Il existe sur notre bonne vieille terre une substance pour laquelle je serais prêt à dire du bien des pigeons pendant cinq minutes, pour laquelle je vendrais père et mère, pour laquelle je cèderais un rein pour un prix raisonnable : juste pour en avoir un peu plus. A sa simple évocation, d’exquis frissons m’envahissent la moelle épinière tandis que je salive d’avance au plaisir que je pourrais ressentir. Quand on me la présente, j’oublie toute humanité et devient pire qu’une bête. Cette substance, c’est la glace. Ma constitution physique étant ce qu’elle est, vous comprendrez que je ne suis pas ce que l’on peut appeler un morfale en ce qui concerne la nourriture. Mais quand il s’agit de ce dessert divin, mon estomac subit une mutation digne de Hulk, qui se manifeste d’ailleurs par un gargouillis rauque dès qu’on évoque la chose, comme s’il décuplait de volume.
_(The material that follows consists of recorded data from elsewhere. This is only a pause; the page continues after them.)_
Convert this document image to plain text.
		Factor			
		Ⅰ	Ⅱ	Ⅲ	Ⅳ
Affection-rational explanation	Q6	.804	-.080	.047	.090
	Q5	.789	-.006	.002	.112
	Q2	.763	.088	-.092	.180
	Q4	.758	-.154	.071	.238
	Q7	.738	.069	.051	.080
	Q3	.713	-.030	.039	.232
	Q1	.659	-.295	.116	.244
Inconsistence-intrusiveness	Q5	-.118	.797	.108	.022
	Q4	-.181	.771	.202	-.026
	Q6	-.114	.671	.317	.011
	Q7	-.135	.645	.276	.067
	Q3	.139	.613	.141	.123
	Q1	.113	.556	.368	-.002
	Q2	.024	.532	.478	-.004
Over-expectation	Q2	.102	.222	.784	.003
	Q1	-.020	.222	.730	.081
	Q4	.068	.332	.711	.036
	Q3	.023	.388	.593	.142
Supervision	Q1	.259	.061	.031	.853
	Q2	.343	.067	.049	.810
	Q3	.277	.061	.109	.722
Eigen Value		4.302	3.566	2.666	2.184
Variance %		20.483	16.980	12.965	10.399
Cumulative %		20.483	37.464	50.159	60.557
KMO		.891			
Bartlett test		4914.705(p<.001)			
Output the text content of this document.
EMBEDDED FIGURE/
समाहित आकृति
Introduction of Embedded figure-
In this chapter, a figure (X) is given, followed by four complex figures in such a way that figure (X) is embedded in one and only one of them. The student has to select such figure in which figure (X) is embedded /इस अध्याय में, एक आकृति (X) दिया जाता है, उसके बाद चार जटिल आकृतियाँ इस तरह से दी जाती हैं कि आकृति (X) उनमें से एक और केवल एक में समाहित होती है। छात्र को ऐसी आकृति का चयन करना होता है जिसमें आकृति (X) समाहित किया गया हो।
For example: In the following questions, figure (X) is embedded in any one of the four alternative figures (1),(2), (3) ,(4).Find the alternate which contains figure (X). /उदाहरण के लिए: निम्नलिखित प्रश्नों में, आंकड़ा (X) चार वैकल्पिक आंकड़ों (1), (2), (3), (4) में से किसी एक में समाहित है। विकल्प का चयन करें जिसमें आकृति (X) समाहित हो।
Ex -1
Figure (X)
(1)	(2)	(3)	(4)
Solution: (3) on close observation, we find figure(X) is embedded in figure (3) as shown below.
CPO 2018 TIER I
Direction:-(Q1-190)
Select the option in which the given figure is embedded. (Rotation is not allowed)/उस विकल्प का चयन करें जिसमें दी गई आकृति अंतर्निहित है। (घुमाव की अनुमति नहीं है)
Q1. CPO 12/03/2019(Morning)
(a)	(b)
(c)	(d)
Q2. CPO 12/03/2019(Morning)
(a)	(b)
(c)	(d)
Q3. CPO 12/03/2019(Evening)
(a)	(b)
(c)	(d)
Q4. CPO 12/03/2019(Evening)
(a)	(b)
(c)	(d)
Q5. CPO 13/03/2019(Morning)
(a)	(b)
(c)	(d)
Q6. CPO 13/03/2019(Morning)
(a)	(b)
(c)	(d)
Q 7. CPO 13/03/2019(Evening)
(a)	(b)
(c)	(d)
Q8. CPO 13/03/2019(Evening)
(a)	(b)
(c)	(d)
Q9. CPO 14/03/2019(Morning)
Je ne déguste pas les crèmes glacées : je les fourre dans mon œsophage à grandes pelletées (puisque les petites cuillères ne m’apportent pas de satisfaction, je préfère les grandes, mais sachez que si ma bouche était capable de s’ouvrir comme celle d’un requin pèlerin j’utiliserais volontiers un tractopelle. D’ailleurs si on gavait les oies de glace pour la confection du foie gras, je signerais de bon gré pendant plusieurs cycles de réincarnation.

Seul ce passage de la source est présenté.